Tak ayal, bukti tersebut, akan disita oleh penyidik dan dibawa ke Jakarta untuk ditelisik. Bukti itu nantinya akan dibawa ke pengadilan.

"Segera dilakukan penyitaan sebagai barang bukti," tegas Ali.

Diketahui, M Adil terjaring operasi tangkap tangan (OTT) KPK pada Kamis (6/4) malam. Selain M Adil, tim KPK juga mengamankan Kepala Badan Pengelolaan Keuangam dam Aset Daerah (BPKAD) Kepulauan Meranti, Fitria Nengsih dan  Pemeriksa Muda BPK Perwakilan Riau, M Fahmi Aressa.

Saat ini ketiganya telah ditetapkan sebagai tersangka dan ditahan. M Adil dan Fitria Nengsih ditahan di Rutan KPK pada gedung Merah Putih dan  M Fahmi Aressa ditahan di Rutan KPK pada Pomdam Jaya Guntur.

M Adil yang terpilih sebagai Bupati Kepulauan Meranti pada 2021 diduga memerintahkan para kepala SKPD untuk melakukan setoran uang yang sumber anggarannya dari pemotongan uang persediaan (UP) dan ganti uang persediaan (GU).

"Masing-masing  SKPD  kemudian dikondisikan seolah-olah adalah utang pada MA. Besaran pemotongan UP dan GU ditentukan MA dengan kisaran 5 s/d 10 persen untuk setiap SKDP," jelas Ali.

Selanjutnya setoran UP dan GU dalam bentuk uang tunai disetorkan kepada pada Fitria Nengsih yang menjabat Kepala BPKAD  Kepulauan Meranti, sekaligua orang kepercayaan M Adil.

"Setelah terkumpul, uang-uang setoran tersebut kemudian digunakan untuk kepentingan MA diantaranya sebagai dana operasional kegiatan safari politik rencana pencalonan MA untuk maju dalam Pemilihan Gubernur Riau ditahun 2024," jelas Ali.

M Adil juga menerima gratifikasi sebesar Rp1,4 miliar dari PT Tanur Muthmainnah (TM)  yang bergerak di bidang travel perjalanan umrah pada Desember 2022. Uang itu diterima M Adil melalui Fitria Nengsih yang juga menjabat Kepala  Cabang PT TM  untuk proyek pemberangkatan umrah bagi para Takmir Masjid di Kabupaten Kepulauan Meranti. 

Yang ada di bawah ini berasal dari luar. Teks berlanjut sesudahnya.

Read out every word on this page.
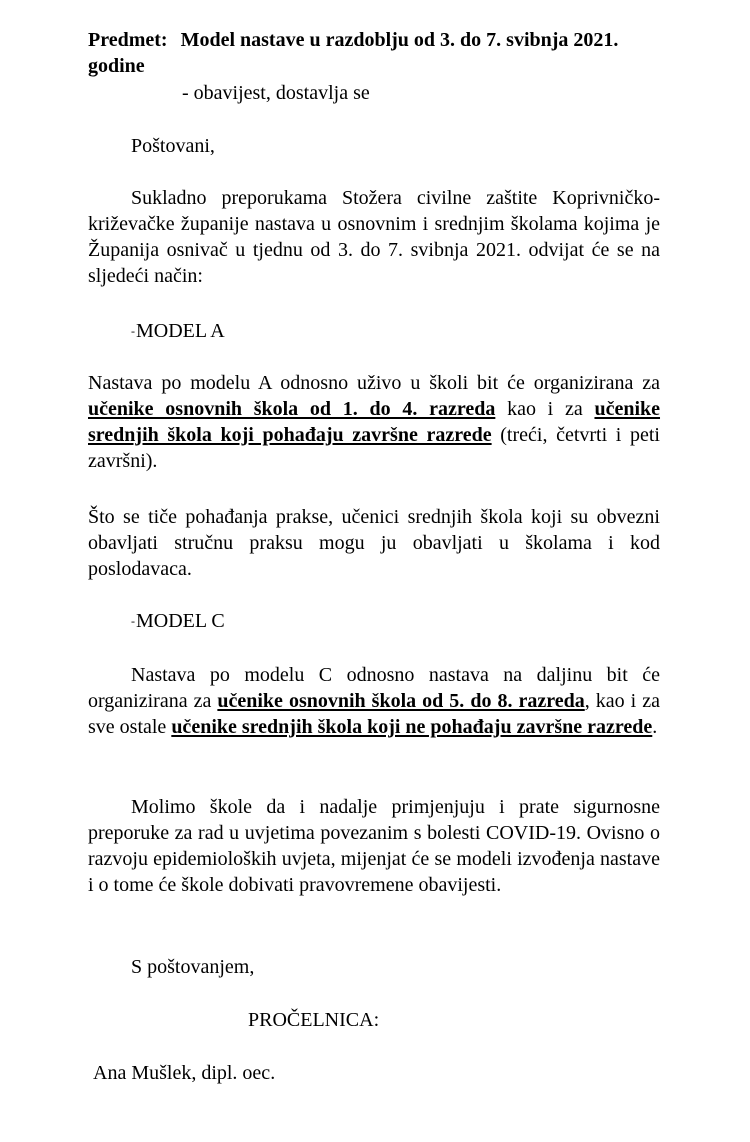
Predmet: Model nastave u razdoblju od 3. do 7. svibnja 2021. godine

- obavijest, dostavlja se

Poštovani,

Sukladno preporukama Stožera civilne zaštite Koprivničko-križevačke županije nastava u osnovnim i srednjim školama kojima je Županija osnivač u tjednu od 3. do 7. svibnja 2021. odvijat će se na sljedeći način:

-MODEL A

Nastava po modelu A odnosno uživo u školi bit će organizirana za učenike osnovnih škola od 1. do 4. razreda kao i za učenike srednjih škola koji pohađaju završne razrede (treći, četvrti i peti završni).

Što se tiče pohađanja prakse, učenici srednjih škola koji su obvezni obavljati stručnu praksu mogu ju obavljati u školama i kod poslodavaca.

-MODEL C

Nastava po modelu C odnosno nastava na daljinu bit će organizirana za učenike osnovnih škola od 5. do 8. razreda, kao i za sve ostale učenike srednjih škola koji ne pohađaju završne razrede.

Molimo škole da i nadalje primjenjuju i prate sigurnosne preporuke za rad u uvjetima povezanim s bolesti COVID-19. Ovisno o razvoju epidemioloških uvjeta, mijenjat će se modeli izvođenja nastave i o tome će škole dobivati pravovremene obavijesti.

S poštovanjem,

PROČELNICA:

Ana Mušlek, dipl. oec.
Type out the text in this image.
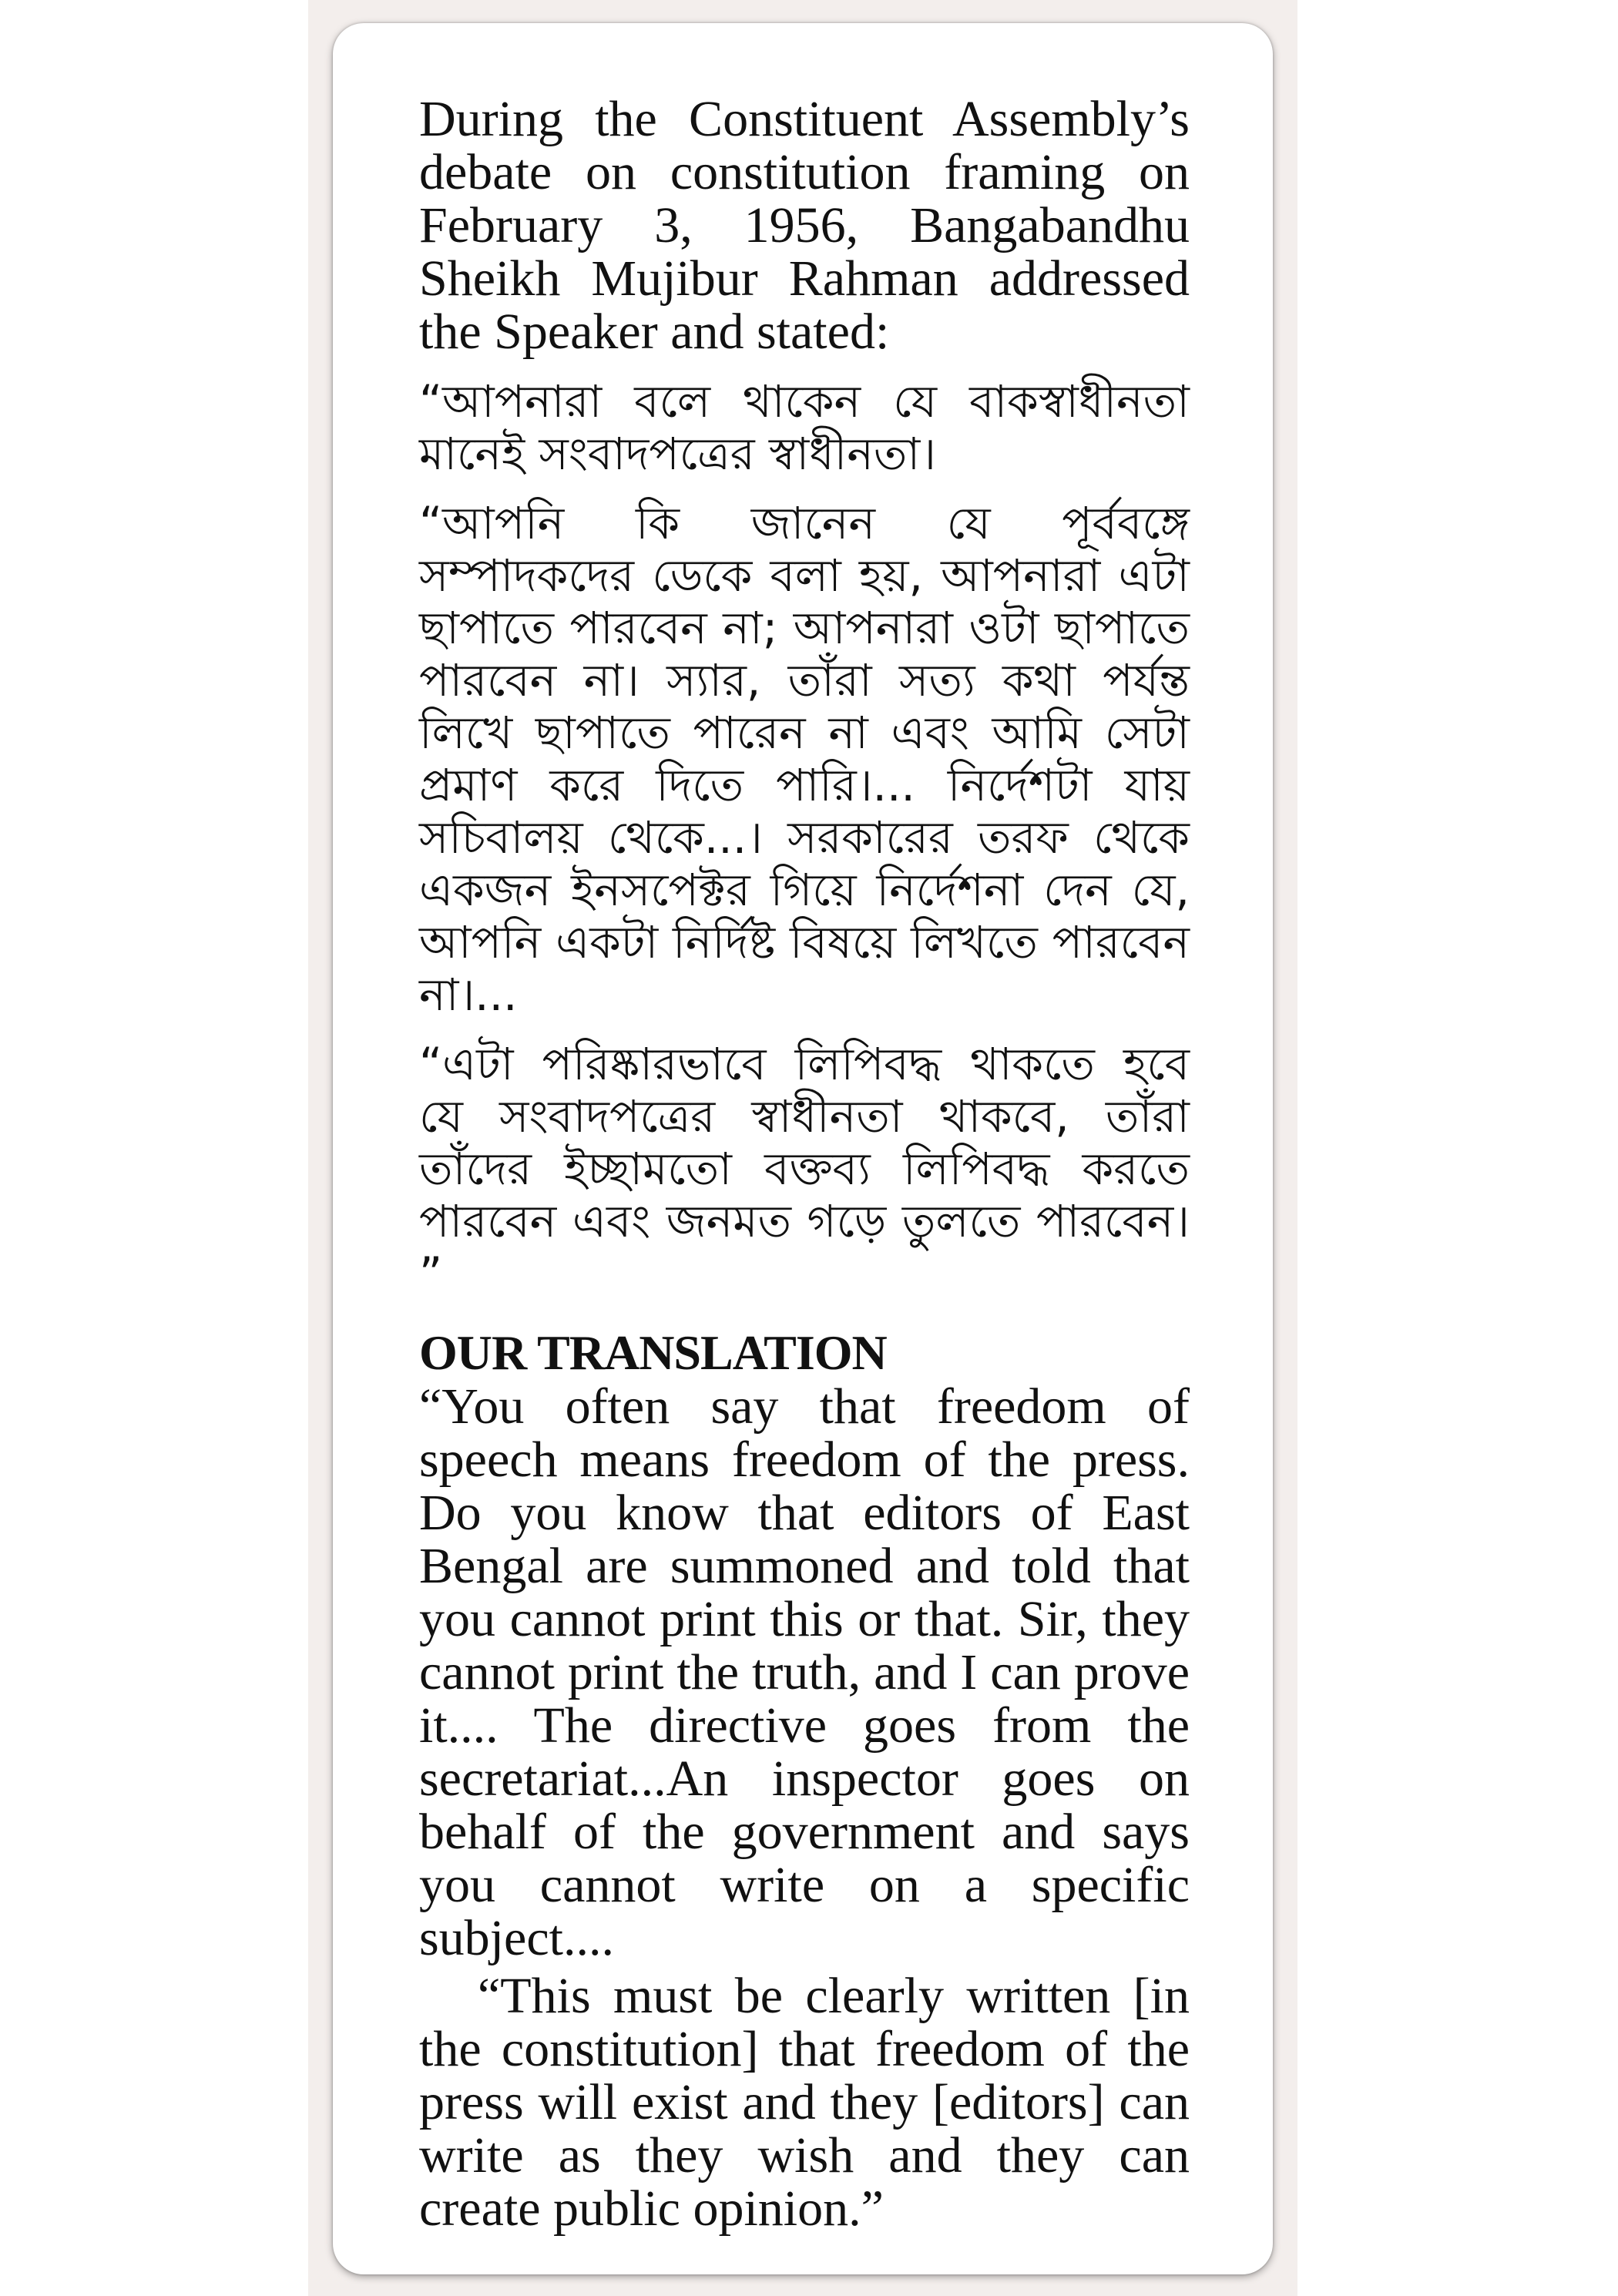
During the Constituent Assembly’s debate on constitution framing on February 3, 1956, Bangabandhu Sheikh Mujibur Rahman addressed the Speaker and stated:

“আপনারা বলে থাকেন যে বাকস্বাধীনতা মানেই সংবাদপত্রের স্বাধীনতা।

“আপনি কি জানেন যে পূর্ববঙ্গে সম্পাদকদের ডেকে বলা হয়, আপনারা এটা ছাপাতে পারবেন না; আপনারা ওটা ছাপাতে পারবেন না। স্যার, তাঁরা সত্য কথা পর্যন্ত লিখে ছাপাতে পারেন না এবং আমি সেটা প্রমাণ করে দিতে পারি।... নির্দেশটা যায় সচিবালয় থেকে...। সরকারের তরফ থেকে একজন ইনসপেক্টর গিয়ে নির্দেশনা দেন যে, আপনি একটা নির্দিষ্ট বিষয়ে লিখতে পারবেন না।...

“এটা পরিষ্কারভাবে লিপিবদ্ধ থাকতে হবে যে সংবাদপত্রের স্বাধীনতা থাকবে, তাঁরা তাঁদের ইচ্ছামতো বক্তব্য লিপিবদ্ধ করতে পারবেন এবং জনমত গড়ে তুলতে পারবেন। ”

OUR TRANSLATION

“You often say that freedom of speech means freedom of the press. Do you know that editors of East Bengal are summoned and told that you cannot print this or that. Sir, they cannot print the truth, and I can prove it.... The directive goes from the secretariat...An inspector goes on behalf of the government and says you cannot write on a specific subject....

“This must be clearly written [in the constitution] that freedom of the press will exist and they [editors] can write as they wish and they can create public opinion.”
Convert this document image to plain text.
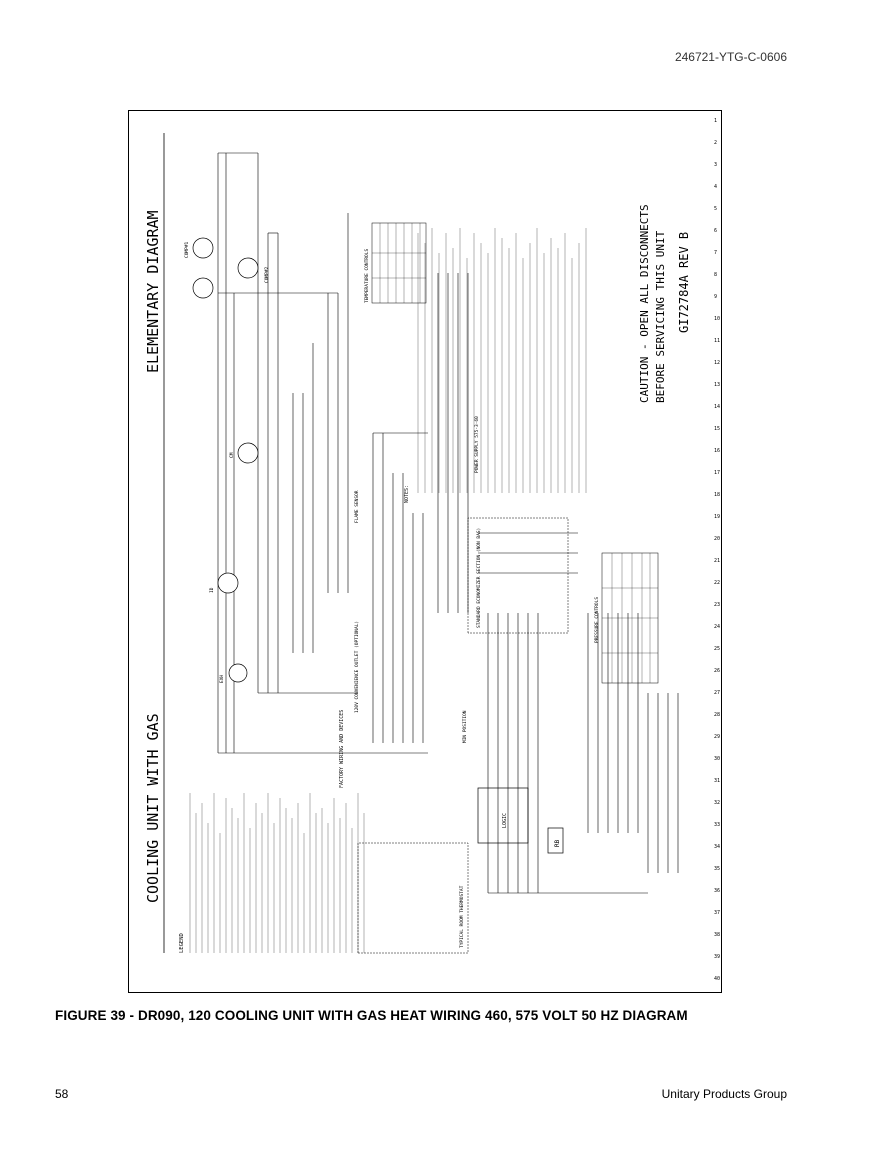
246721-YTG-C-0606
1
2
3
4
5
6
7
8
9
10
11
12
13
14
15
16
17
18
19
20
21
22
23
24
25
26
27
28
29
30
31
32
33
34
35
36
37
38
39
40
COOLING UNIT WITH GAS
ELEMENTARY DIAGRAM
LEGEND
FACTORY WIRING AND DEVICES
COMP#1
COMP#2
CM
ID
EXH
FLAME SENSOR
MIN POSITION
LOGIC
RB
TYPICAL ROOM THERMOSTAT
STANDARD ECONOMIZER SECTION (NON BAS)
POWER SUPPLY 575-3-60
120V CONVENIENCE OUTLET (OPTIONAL)
TEMPERATURE CONTROLS
PRESSURE CONTROLS
NOTES:
CAUTION - OPEN ALL DISCONNECTS BEFORE SERVICING THIS UNIT GI72784A REV B
FIGURE 39 - DR090, 120 COOLING UNIT WITH GAS HEAT WIRING 460, 575 VOLT 50 HZ DIAGRAM
58	Unitary Products Group
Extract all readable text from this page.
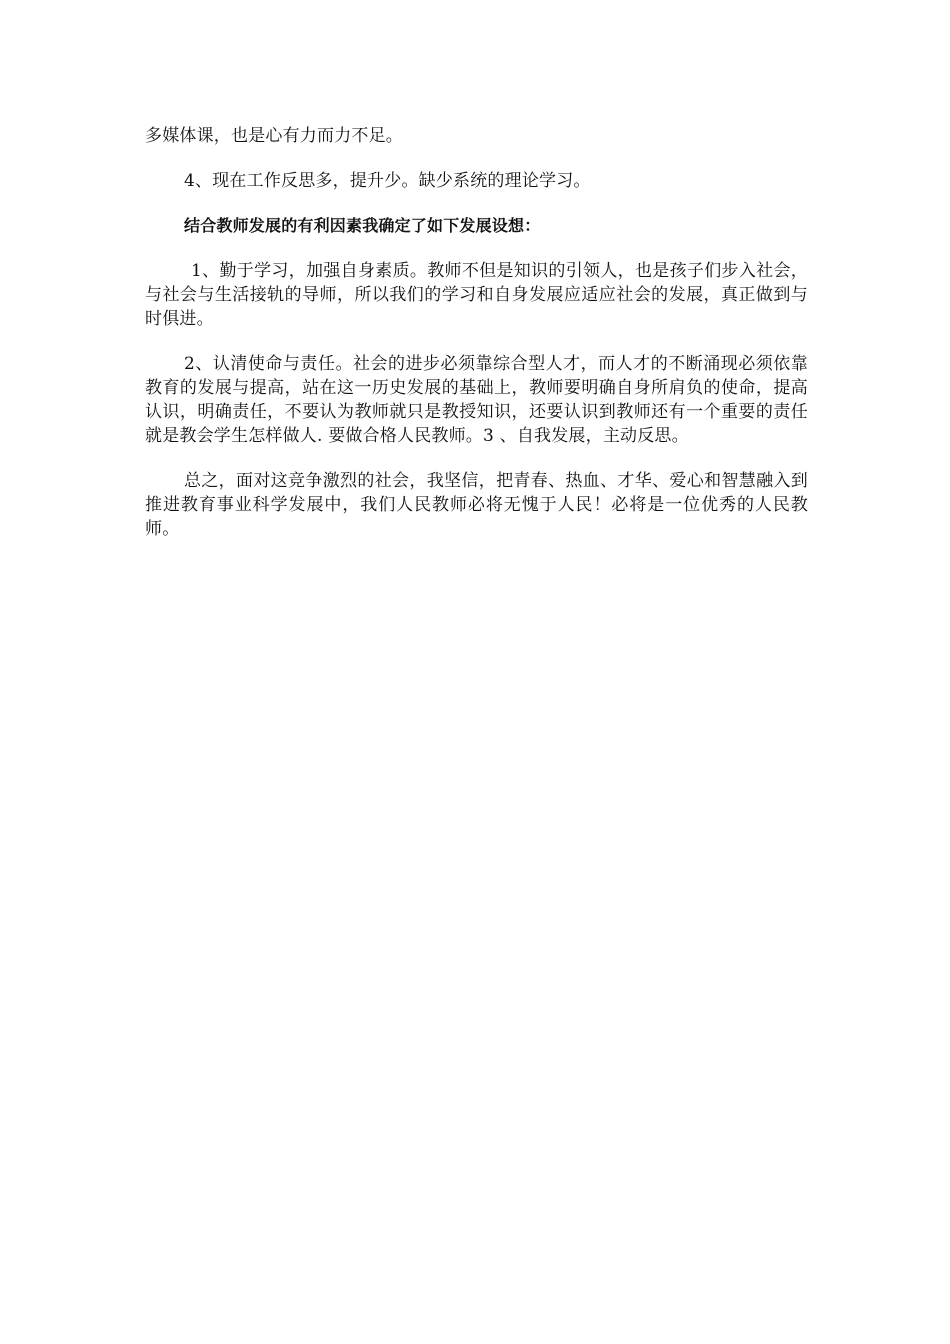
多媒体课，也是心有力而力不足。

4、现在工作反思多，提升少。缺少系统的理论学习。

结合教师发展的有利因素我确定了如下发展设想：

1、勤于学习，加强自身素质。教师不但是知识的引领人，也是孩子们步入社会，与社会与生活接轨的导师，所以我们的学习和自身发展应适应社会的发展，真正做到与时俱进。

2、认清使命与责任。社会的进步必须靠综合型人才，而人才的不断涌现必须依靠教育的发展与提高，站在这一历史发展的基础上，教师要明确自身所肩负的使命，提高认识，明确责任，不要认为教师就只是教授知识，还要认识到教师还有一个重要的责任就是教会学生怎样做人. 要做合格人民教师。3 、自我发展，主动反思。

总之，面对这竞争激烈的社会，我坚信，把青春、热血、才华、爱心和智慧融入到推进教育事业科学发展中，我们人民教师必将无愧于人民！必将是一位优秀的人民教师。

Sementara di kasus suap, M Adil berupaya agar proses pemeriksaan keuangan Pemkab Kepulauan Meranti tahun 2022 mendapatkan predikat baik sehingga nantinya memperoleh Wajar Tanpa Pengecualian. 

"MA bersama-sama FN memberikan uang sekitar Rp1,1 miliar pada MFH selaku Ketua Tim Pemeriksa  BPK Perwakilan Riau," terang Ali.

Dari hasil penyidikan sementara, M Adil diduga menerima uang sekitar Rp26, 1 miliar dari berbagai pihak. "Ini akan ditindaklanjuti dan didalami lebih detail oleh Tim Penyidik," tutur Ali.

Akibat perbuatan itu, M Adil dijerat pasal berlapis, yakni sebagai penerima suap, M Adil  melanggar Pasal 12 huruf f atau Pasal 12 huruf a atau Pasal 12 huruf b atau Pasal 11 Undang-Undang (UU) Nomor 31 Tahun 1999 tentang Pemberantasan Tindak Pidana Korupsi sebagaimana telah diubah dengan UU Nomor 20  Tahun 2001 tentang Perubahan Atas UU Nomor 31 Tahun 1999 tentang Pemberantasan Tindak Pidana Korupsi. 

Sebagai pemberi suap, M Adil melanggar Pasal 5 ayat (1) huruf a atau Pasal 5 ayat  (1) huruf b atau Pasal 13 UU Nomor 31 Tahun 1999 tentang Pemberantasan 

Tindak Pidana Korupsi sebagaimana telah diubah dengan UU  Nomor 20  Tahun 2001 tentang Perubahan Atas UU Nomor 31 Tahun 1999 tentang Pemberantasan Tindak Pidana Korupsi Jo Pasal 55 ayat (1) ke 1 KUHP. 

Fitria Nengsih sebagai pemberi suap melanggar Pasal 5 ayat (1) huruf a atau Pasal 5 ayat (1) huruf b atau Pasal 13 UU Nomor 31 Tahun 1999 tentang Pemberantasan Tindak Pidana  Korupsi sebagaimana telah diubah dengan UU Nomor 20 Tahun 2001 tentang Perubahan Atas UU Nomor 31 Tahun 1999 tentang Pemberantasan Tindak Pidana Korupsi. 

Sedangkan, M Fahmi Aressa sebagai penerima suap melanggar Pasal 12 huruf a atau Pasal 12 huruf b atau Pasal 11  dan UU Nomor 31 Tahun 1999 tentang Pemberantasan Tindak Pidana Korupsi sebagaimana telah diubah dengan UU Nomor 20 Tahun 2001 tentang  Perubahan Atas Undang-Undang Nomor 31 Tahun 1999 tentang Pemberantasan Tindak Pidana Korupsi.